At the time - just two years ago - he told the Wanganui Chronicle: "We're going to continue living in Wanganui. We've got a home here, and got friends here."

Perhaps one of the qualifications to set up the new Auckland Transport quango could be knowing what the boys in the Beehive want. Dr Warburton has achieved the remarkable feat - remarkable in such a small and parochial neighbourhood - of being a Government-appointed member on both the Whanganui (that's with an 'h', unlike the city, where the Mayor lays down the laws) and Mid-Central (aka Palmerston North-Manawatu) District Health Boards.

To understand how delicate that position is, you have to know that little Wanganui and Whanganui are mightily afeared that the Government down in Wellington plans to merge those boards and mid-centralise their health care in Palmy. Officially, the boards have "an ongoing alliance which is intended to investigate ways that the boards can collaborate to strengthen health services across both regions," and you don't need a degree in Communications Studies to read between those lines.

As one Whanganui member put it, the appearance of Dr Warburton and his fellow Government-appointed Mid-Centralist in the River City boardroom was like "putting Israelis in a Palestinian camp and giving them voting rights".

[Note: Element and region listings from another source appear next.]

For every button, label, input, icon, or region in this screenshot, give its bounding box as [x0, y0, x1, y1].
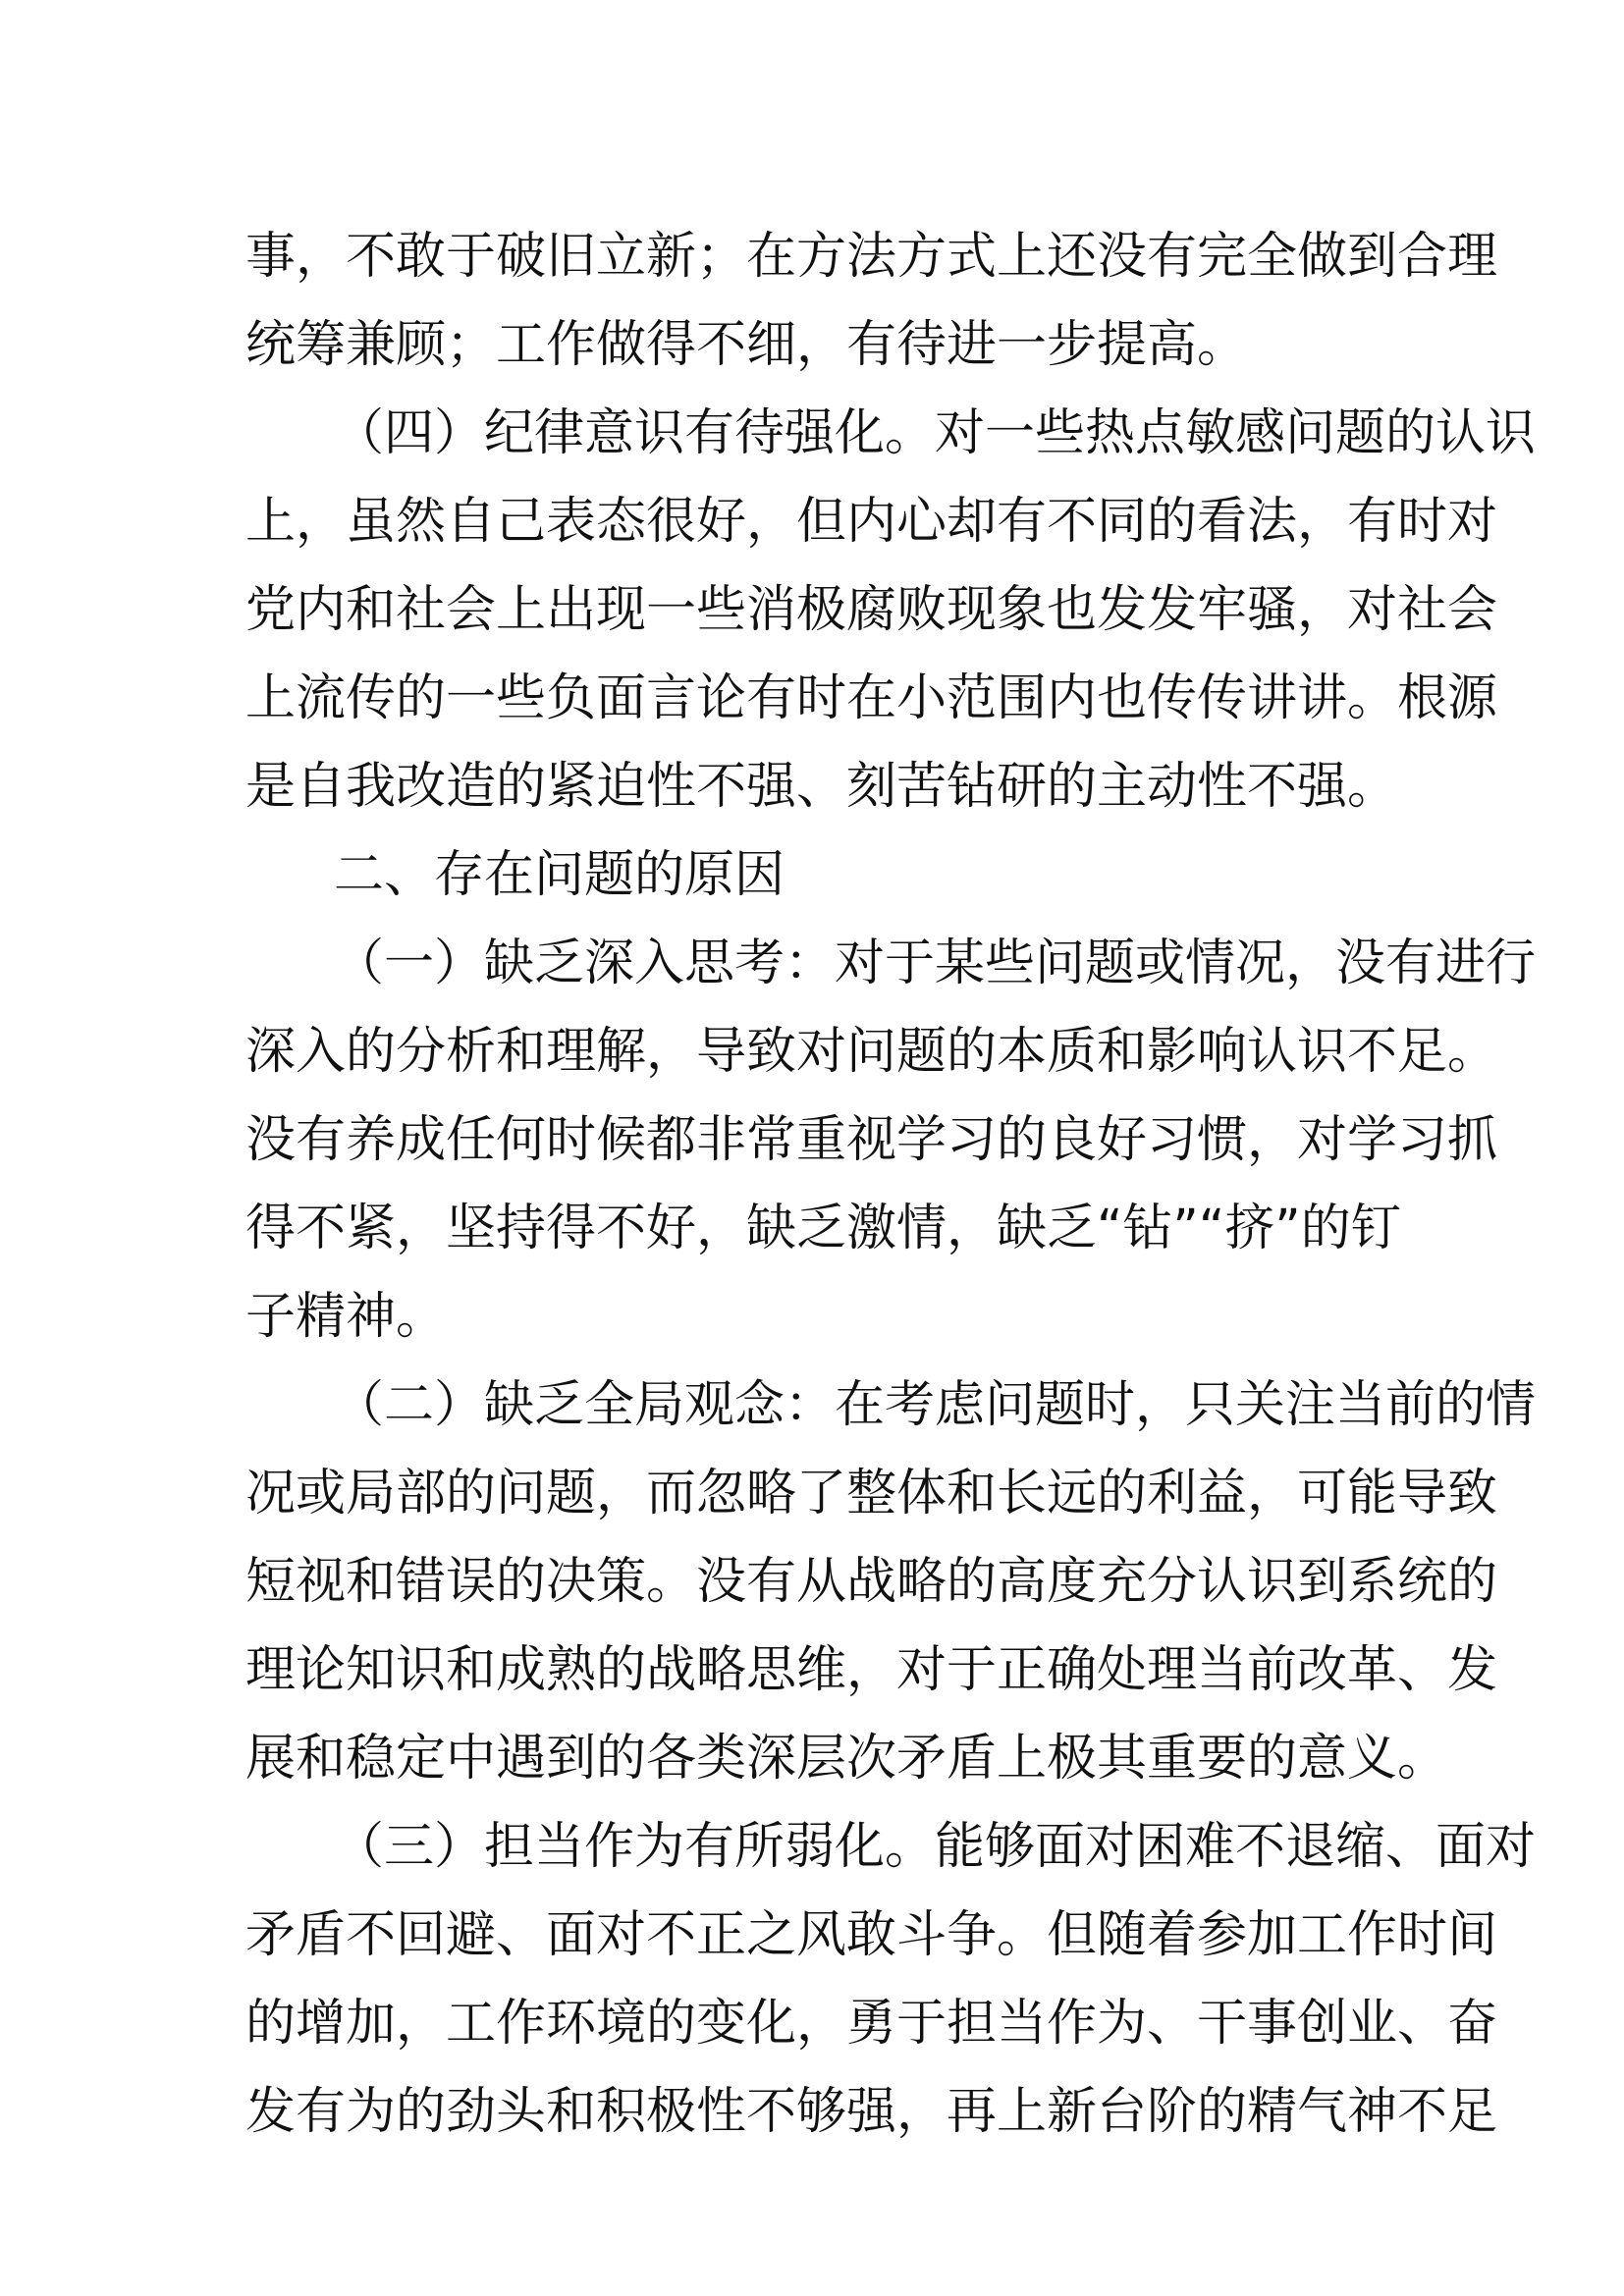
text-line: 事，不敢于破旧立新；在方法方式上还没有完全做到合理	[245, 228, 1498, 286]
text-line: 得不紧，坚持得不好，缺乏激情，缺乏“钻”“挤”的钉	[245, 1200, 1401, 1257]
paragraph-start-line: （一）缺乏深入思考：对于某些问题或情况，没有进行	[334, 934, 1537, 992]
text-line: 理论知识和成熟的战略思维，对于正确处理当前改革、发	[245, 1641, 1498, 1699]
text-line: 是自我改造的紧迫性不强、刻苦钻研的主动性不强。	[245, 758, 1398, 816]
text-line: 的增加，工作环境的变化，勇于担当作为、干事创业、奋	[245, 1995, 1498, 2053]
text-line: 子精神。	[245, 1288, 447, 1346]
section-heading: 二、存在问题的原因	[334, 846, 785, 904]
text-line: 上，虽然自己表态很好，但内心却有不同的看法，有时对	[245, 493, 1498, 551]
paragraph-start-line: （四）纪律意识有待强化。对一些热点敏感问题的认识	[334, 404, 1537, 462]
text-line: 展和稳定中遇到的各类深层次矛盾上极其重要的意义。	[245, 1730, 1448, 1788]
paragraph-start-line: （二）缺乏全局观念：在考虑问题时，只关注当前的情	[334, 1376, 1537, 1434]
text-line: 统筹兼顾；工作做得不细，有待进一步提高。	[245, 316, 1248, 374]
text-line: 深入的分析和理解，导致对问题的本质和影响认识不足。	[245, 1023, 1498, 1081]
text-line: 没有养成任何时候都非常重视学习的良好习惯，对学习抓	[245, 1111, 1498, 1169]
text-line: 短视和错误的决策。没有从战略的高度充分认识到系统的	[245, 1553, 1498, 1611]
text-line: 党内和社会上出现一些消极腐败现象也发发牢骚，对社会	[245, 581, 1498, 639]
text-line: 矛盾不回避、面对不正之风敢斗争。但随着参加工作时间	[245, 1906, 1498, 1964]
text-line: 上流传的一些负面言论有时在小范围内也传传讲讲。根源	[245, 669, 1498, 727]
text-line: 发有为的劲头和积极性不够强，再上新台阶的精气神不足	[245, 2083, 1498, 2141]
text-line: 况或局部的问题，而忽略了整体和长远的利益，可能导致	[245, 1465, 1498, 1522]
paragraph-start-line: （三）担当作为有所弱化。能够面对困难不退缩、面对	[334, 1818, 1537, 1876]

We should note that for his contribution to the good of the Wanganui, Dr Warburton picks up $27,500 as Whanganui deputy chair and $22,000 as a member of Mid-Central.

So after less than two years with Melbourne-based CPG, though he flies in and out of Wanganui for home (and health board and other business) commitments, he moves on to his new annual salary of $535,000 plus an incentive bonus of up to $55,000 (ratepayers' money this time), with 1000 staff and a budget of $608 million a year of yes, ratepayers' money.

Two years seems a prodigously short time to take on Auckland's traffic woes, but this is a man with connections: if he and Steven Joyce agree that the answer is more motorways (and please don't expect the CEO of Auckland Transport to have to go through the nicety of consulting Auckland's elected representatives first), Dr Warburton can pick up the phone and get straight through to the lads with the concrete mixers at Downer EDI.

To northern conspiracy theorists who believe this whole exercise is nothing more than a blind for Wellington to strengthen its backroom and boardroom control of Aucklanders' everyday lives, the architects of Dr Warburton's appointment have successfully delivered more ammunition.

For the rest of us there are, as that great philosopher Jimmy Cliff once opined, more questions than answers.